Citibank maintained its forecast for the Hang Seng Index, which may not have much upside potential this year.
The bank maintained its mid-year target for the HSI at 27,500, with a year-end target of 28,800. Compared with 26,458.95 points of HSI on Wednesday, both have around 4 percent and 9 percent upside potential from the current level.
Chinese stocks, the major component of HSI, will see their future performance mainly depend on their earnings, which are still lagging behind in 2025. The extent of any significant and comprehensive recovery in earnings will rely on mainland consumer confidence and property prices, said Liu Ka-ho, head of investment strategy and portfolio advisory at Citibank Hong Kong.
Regarding US stocks, Citi's target prices for the S&P 500 index in June and December of this year are 7,200 points and 7,700 points, respectively.
Liu stated that they will continue to outweigh US stocks and interest rate cuts, robust earnings, and the development of artificial intelligence are positive factors for US stocks.

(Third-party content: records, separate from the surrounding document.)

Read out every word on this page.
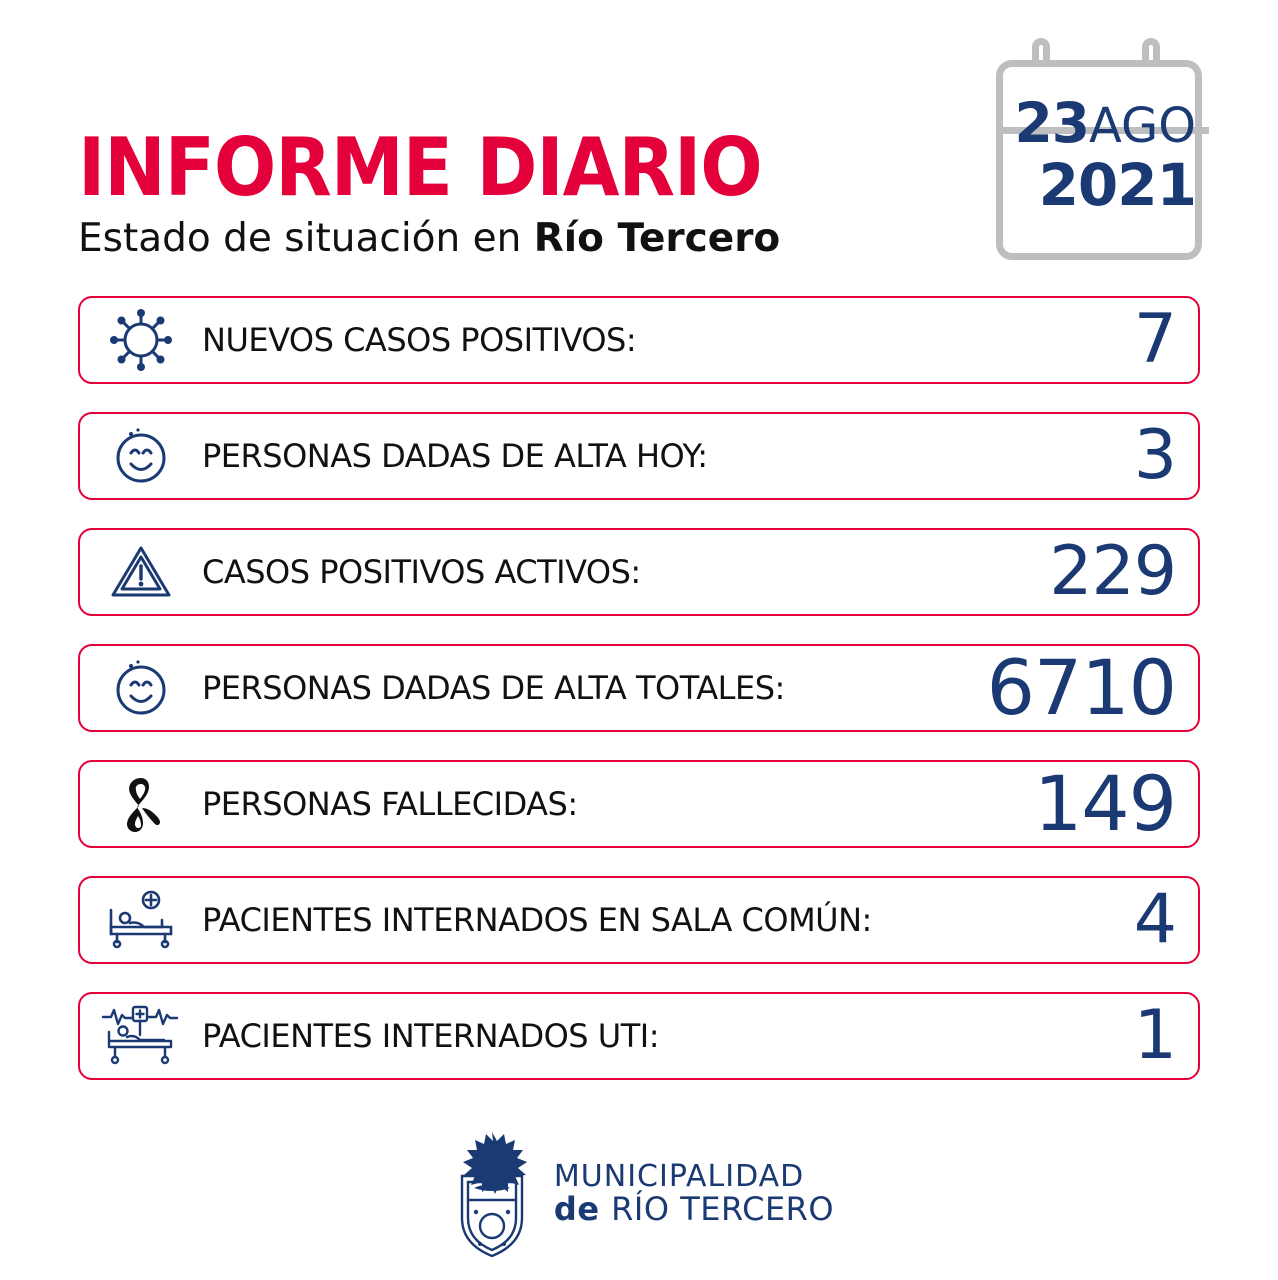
INFORME DIARIO
Estado de situación en Río Tercero
23AGO
2021
NUEVOS CASOS POSITIVOS:	7
PERSONAS DADAS DE ALTA HOY:	3
CASOS POSITIVOS ACTIVOS:	229
PERSONAS DADAS DE ALTA TOTALES:	6710
PERSONAS FALLECIDAS:	149
PACIENTES INTERNADOS EN SALA COMÚN:	4
PACIENTES INTERNADOS UTI:	1
MUNICIPALIDAD
de RÍO TERCERO
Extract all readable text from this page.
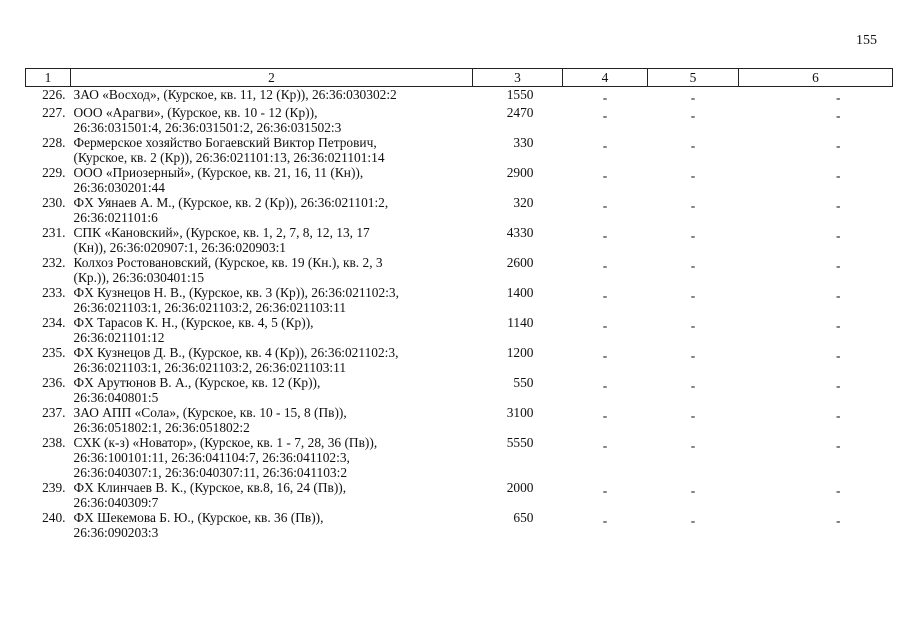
155
1	2	3	4	5	6
226.	ЗАО «Восход», (Курское, кв. 11, 12 (Кр)), 26:36:030302:2	1550	-	-	-
227.	ООО «Арагви», (Курское, кв. 10 - 12 (Кр)),
26:36:031501:4, 26:36:031501:2, 26:36:031502:3	2470	-	-	-
228.	Фермерское хозяйство Богаевский Виктор Петрович,
(Курское, кв. 2 (Кр)), 26:36:021101:13, 26:36:021101:14	330	-	-	-
229.	ООО «Приозерный», (Курское, кв. 21, 16, 11 (Кн)),
26:36:030201:44	2900	-	-	-
230.	ФХ Уянаев А. М., (Курское, кв. 2 (Кр)), 26:36:021101:2,
26:36:021101:6	320	-	-	-
231.	СПК «Кановский», (Курское, кв. 1, 2, 7, 8, 12, 13, 17
(Кн)), 26:36:020907:1, 26:36:020903:1	4330	-	-	-
232.	Колхоз Ростовановский, (Курское, кв. 19 (Кн.), кв. 2, 3
(Кр.)), 26:36:030401:15	2600	-	-	-
233.	ФХ Кузнецов Н. В., (Курское, кв. 3 (Кр)), 26:36:021102:3,
26:36:021103:1, 26:36:021103:2, 26:36:021103:11	1400	-	-	-
234.	ФХ Тарасов К. Н., (Курское, кв. 4, 5 (Кр)),
26:36:021101:12	1140	-	-	-
235.	ФХ Кузнецов Д. В., (Курское, кв. 4 (Кр)), 26:36:021102:3,
26:36:021103:1, 26:36:021103:2, 26:36:021103:11	1200	-	-	-
236.	ФХ Арутюнов В. А., (Курское, кв. 12 (Кр)),
26:36:040801:5	550	-	-	-
237.	ЗАО АПП «Сола», (Курское, кв. 10 - 15, 8 (Пв)),
26:36:051802:1, 26:36:051802:2	3100	-	-	-
238.	СХК (к-з) «Новатор», (Курское, кв. 1 - 7, 28, 36 (Пв)),
26:36:100101:11, 26:36:041104:7, 26:36:041102:3,
26:36:040307:1, 26:36:040307:11, 26:36:041103:2	5550	-	-	-
239.	ФХ Клинчаев В. К., (Курское, кв.8, 16, 24 (Пв)),
26:36:040309:7	2000	-	-	-
240.	ФХ Шекемова Б. Ю., (Курское, кв. 36 (Пв)),
26:36:090203:3	650	-	-	-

He pointed out that the revenue growth rate of the four major cloud giants in the US has expanded to 30 percent, reflecting the market need of AI, and the backlog of orders has also increased significantly.
The lender also forecast the city's residential property prices may rise by 3 percent year-on-year in 2026, and will launch a multi-year upward cycle, as the housing supply will remain low.
Following the political upheaval in Venezuela, Liu pointed out that the impact on the market was short-lived and limited, as the country's oil supply has always been limited, thus having little impact on overall oil prices.